Hay dos países del continente, Ecuador y Bolivia en cuyos procesos constituyentes jugó un papel medular la presencia de los pueblos indígenas. El buen vivir (sumak kawsay) quechua y el vivir bien (suma qamaña) aymara son los ejes en torno a los cuales se arman los respectivos textos constitucionales. En Ecuador, por primera vez en la historia, una constitución constitucional los reconoce derechos de la naturaleza.

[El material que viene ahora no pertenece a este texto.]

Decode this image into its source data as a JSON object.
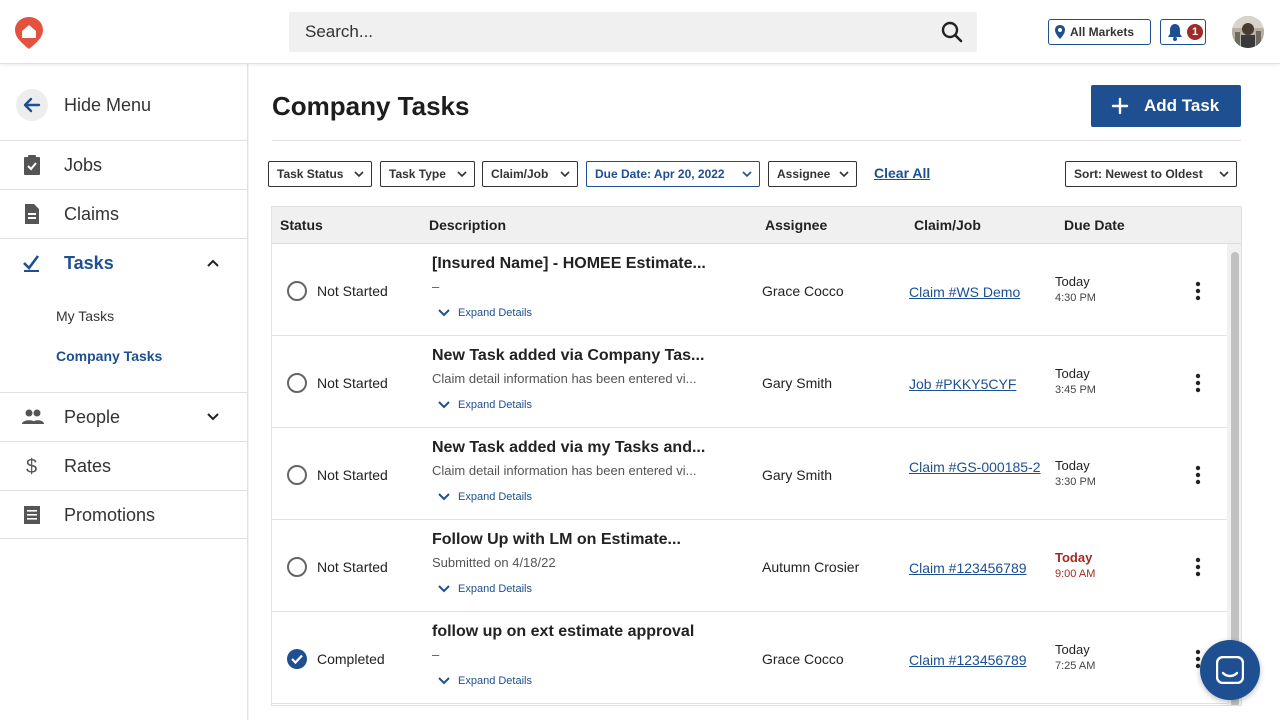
{
  "topbar": {
    "search_placeholder": "Search...",
    "markets_label": "All Markets",
    "notification_count": "1"
  },
  "sidebar": {
    "hide_menu": "Hide Menu",
    "items": [
      {
        "label": "Jobs",
        "icon": "clipboard-check-icon"
      },
      {
        "label": "Claims",
        "icon": "document-icon"
      },
      {
        "label": "Tasks",
        "icon": "checkmark-icon"
      },
      {
        "label": "People",
        "icon": "people-icon"
      },
      {
        "label": "Rates",
        "icon": "dollar-icon"
      },
      {
        "label": "Promotions",
        "icon": "receipt-icon"
      }
    ],
    "sub_items": [
      "My Tasks",
      "Company Tasks"
    ]
  },
  "page": {
    "title": "Company Tasks",
    "add_task": "Add Task"
  },
  "filters": {
    "task_status": "Task Status",
    "task_type": "Task Type",
    "claim_job": "Claim/Job",
    "due_date": "Due Date: Apr 20, 2022",
    "assignee": "Assignee",
    "clear_all": "Clear All",
    "sort": "Sort: Newest to Oldest"
  },
  "table": {
    "headers": [
      "Status",
      "Description",
      "Assignee",
      "Claim/Job",
      "Due Date"
    ],
    "expand_label": "Expand Details",
    "rows": [
      {
        "status": "Not Started",
        "title": "[Insured Name] - HOMEE Estimate...",
        "subtitle": "–",
        "assignee": "Grace Cocco",
        "claim": "Claim #WS Demo",
        "due_day": "Today",
        "due_time": "4:30 PM"
      },
      {
        "status": "Not Started",
        "title": "New Task added via Company Tas...",
        "subtitle": "Claim detail information has been entered vi...",
        "assignee": "Gary Smith",
        "claim": "Job #PKKY5CYF",
        "due_day": "Today",
        "due_time": "3:45 PM"
      },
      {
        "status": "Not Started",
        "title": "New Task added via my Tasks and...",
        "subtitle": "Claim detail information has been entered vi...",
        "assignee": "Gary Smith",
        "claim": "Claim #GS-000185-2",
        "due_day": "Today",
        "due_time": "3:30 PM"
      },
      {
        "status": "Not Started",
        "title": "Follow Up with LM on Estimate...",
        "subtitle": "Submitted on 4/18/22",
        "assignee": "Autumn Crosier",
        "claim": "Claim #123456789",
        "due_day": "Today",
        "due_time": "9:00 AM"
      },
      {
        "status": "Completed",
        "title": "follow up on ext estimate approval",
        "subtitle": "–",
        "assignee": "Grace Cocco",
        "claim": "Claim #123456789",
        "due_day": "Today",
        "due_time": "7:25 AM"
      }
    ]
  },
  "colors": {
    "brand_blue": "#1d4f91",
    "overdue_red": "#a02a24",
    "logo_red": "#e4513f"
  }
}
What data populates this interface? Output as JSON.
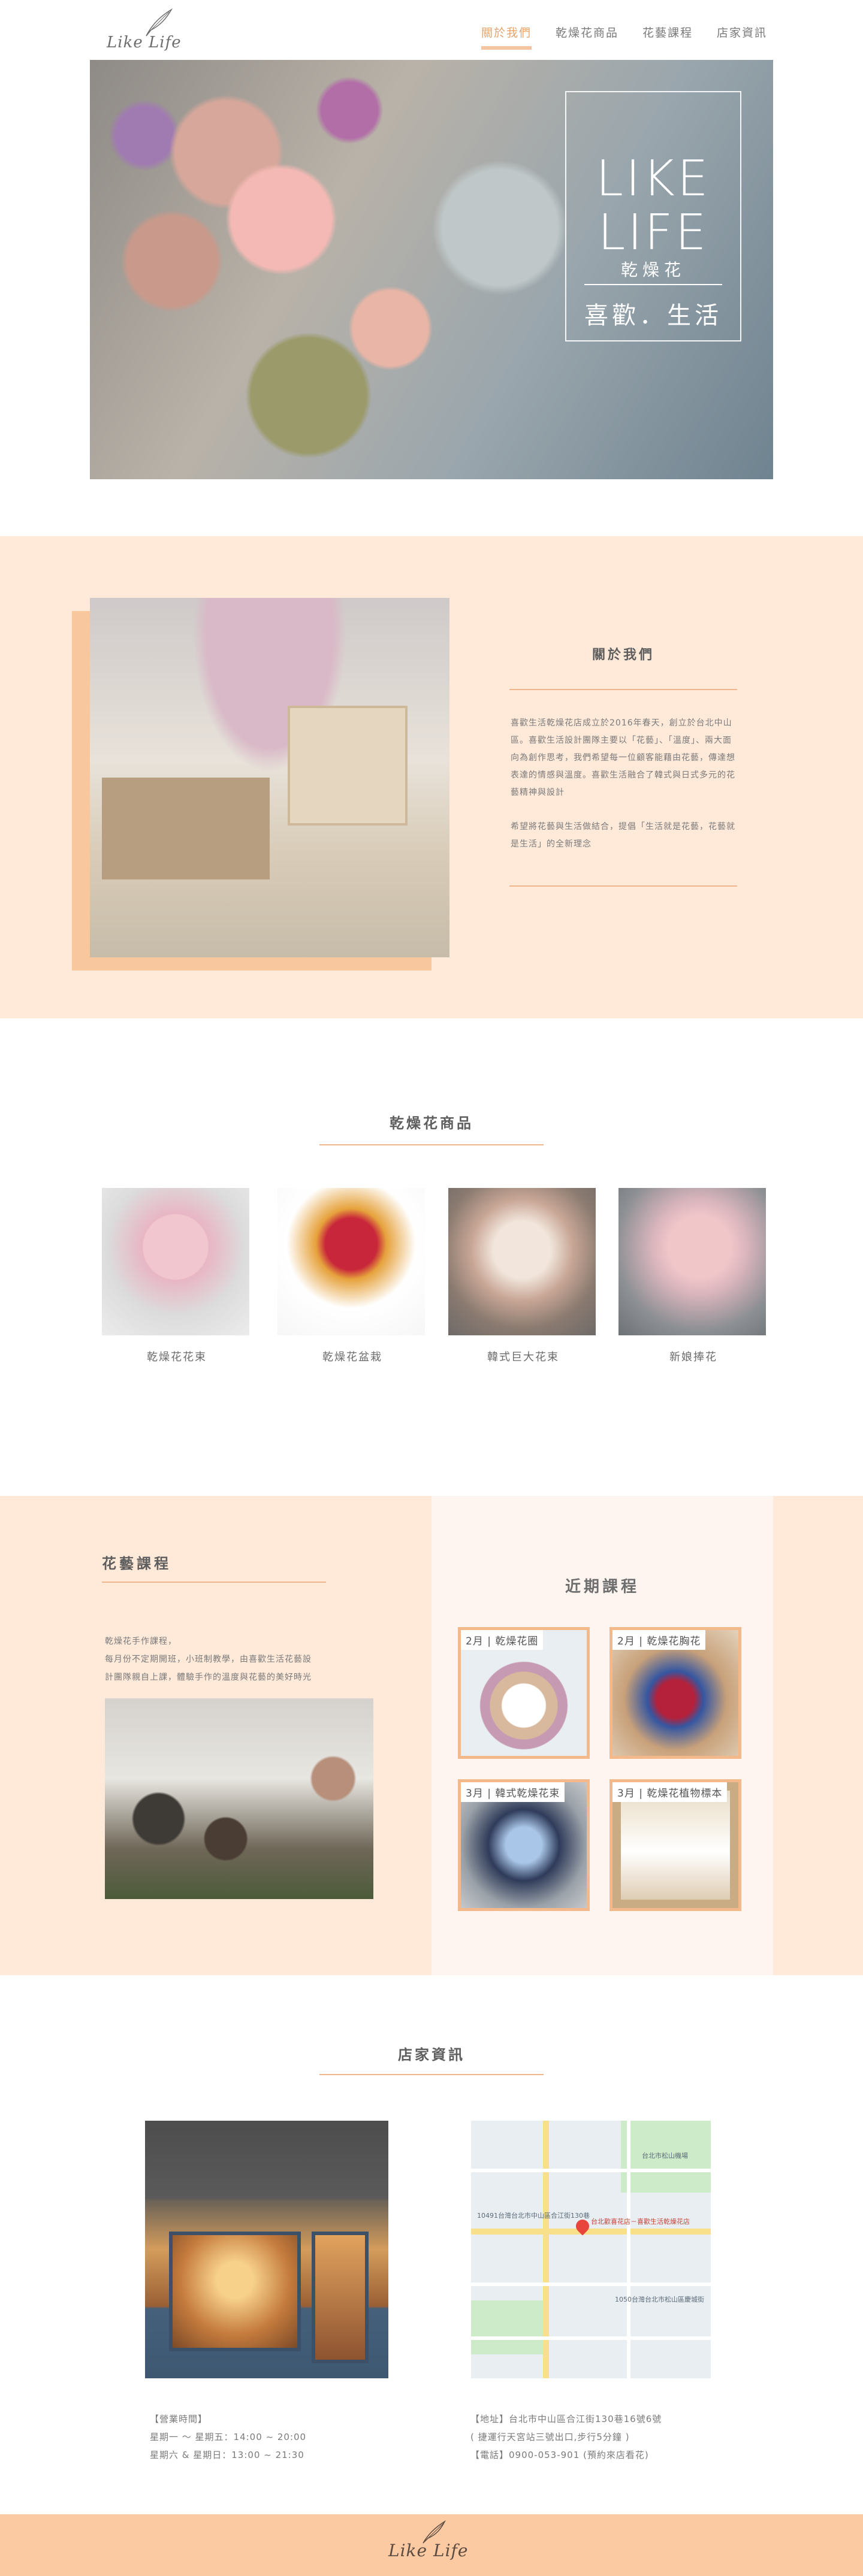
{
  "header": {
    "logo_text": "Like Life",
    "nav": [
      {
        "label": "關於我們",
        "active": true
      },
      {
        "label": "乾燥花商品",
        "active": false
      },
      {
        "label": "花藝課程",
        "active": false
      },
      {
        "label": "店家資訊",
        "active": false
      }
    ]
  },
  "hero": {
    "title_line1": "LIKE",
    "title_line2": "LIFE",
    "subtitle": "乾燥花",
    "slogan": "喜歡．生活"
  },
  "about": {
    "heading": "關於我們",
    "paragraph1": "喜歡生活乾燥花店成立於2016年春天，創立於台北中山區。喜歡生活設計團隊主要以「花藝」、「溫度」、兩大面向為創作思考，我們希望每一位顧客能藉由花藝，傳達想表達的情感與溫度。喜歡生活融合了韓式與日式多元的花藝精神與設計",
    "paragraph2": "希望將花藝與生活做結合，提倡「生活就是花藝，花藝就是生活」的全新理念"
  },
  "products": {
    "heading": "乾燥花商品",
    "items": [
      {
        "label": "乾燥花花束",
        "color": "#f2c6cf"
      },
      {
        "label": "乾燥花盆栽",
        "color": "#c8263a"
      },
      {
        "label": "韓式巨大花束",
        "color": "#c8a696"
      },
      {
        "label": "新娘捧花",
        "color": "#f0c6c9"
      }
    ]
  },
  "courses": {
    "heading": "花藝課程",
    "text_line1": "乾燥花手作課程，",
    "text_line2": "每月份不定期開班，小班制教學，由喜歡生活花藝設",
    "text_line3": "計團隊親自上課，體驗手作的溫度與花藝的美好時光",
    "upcoming_heading": "近期課程",
    "cards": [
      {
        "label": "2月 | 乾燥花圈"
      },
      {
        "label": "2月 | 乾燥花胸花"
      },
      {
        "label": "3月 | 韓式乾燥花束"
      },
      {
        "label": "3月 | 乾燥花植物標本"
      }
    ]
  },
  "store": {
    "heading": "店家資訊",
    "hours_title": "【營業時間】",
    "hours_weekday": "星期一 ～ 星期五：14:00 ~ 20:00",
    "hours_weekend": "星期六 & 星期日：13:00 ~ 21:30",
    "address": "【地址】台北市中山區合江街130巷16號6號",
    "transit": "( 捷運行天宮站三號出口,步行5分鐘 )",
    "phone": "【電話】0900-053-901 (預約來店看花)",
    "map_labels": {
      "label1": "10491台灣台北市中山區合江街130巷",
      "label2": "台北歡喜花店－喜歡生活乾燥花店",
      "label3": "台北市松山機場",
      "label4": "1050台灣台北市松山區慶城街"
    }
  },
  "footer": {
    "logo_text": "Like Life"
  }
}
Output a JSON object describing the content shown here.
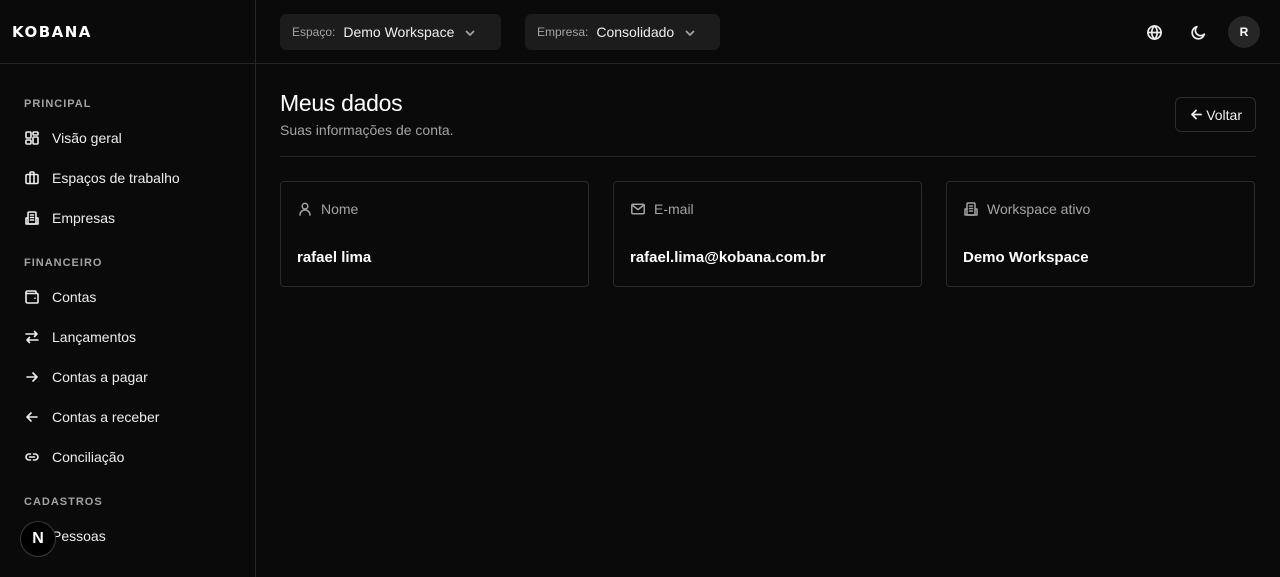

Y sin embargo, las tensiones entre las visiones extractivistas de desarrollo y progreso y otros modos de vida continúan atravesando estos procesos políticos tanto en las políticas de la oposición, como al interior de los propios gobiernos.
La construcción de alternativas capaces de caminar hacia la construcción, no sólo de sociedades democráticas y equitativas, sino igualmente compatibles con la preservación de la vida en el planeta, necesariamente tienen que ser anti-capitalistas. El capitalismo requiere de un crecimiento (acumulación) sostenido. No es posible un capitalismo de crecimiento cero y menos aún un capitalismo de decrecimiento. Lo que está en juego no es si podrá o no sobrevivir el capitalismo. El problema fundamental está en si la vida en el planeta Tierra podrá sobrevivir al capitalismo.
No basta, sin embargo, un horizonte normativo anti-capitalista. El socialismo del siglo XX nos demostró que era posible, con otras relaciones de propiedad, un régimen productivo tan depredador y devastador de las condiciones que hacen posible la vida, como el capitalismo. Solo una profunda trasformación civilizatoria puede hacer posible la continuidad de la vida.
Texto preparado para el seminario 10 años después: desafíos y propuestas para otro mundo posible, Porto Alegre, Brazil, enero de 2010.

- Edgardo Lander es profesor titular de Ciencias Sociales de la Universidad Central de Venezuela y forma también parte de la secretaría del Consejo Hemisférico del Foro Social de las Américas.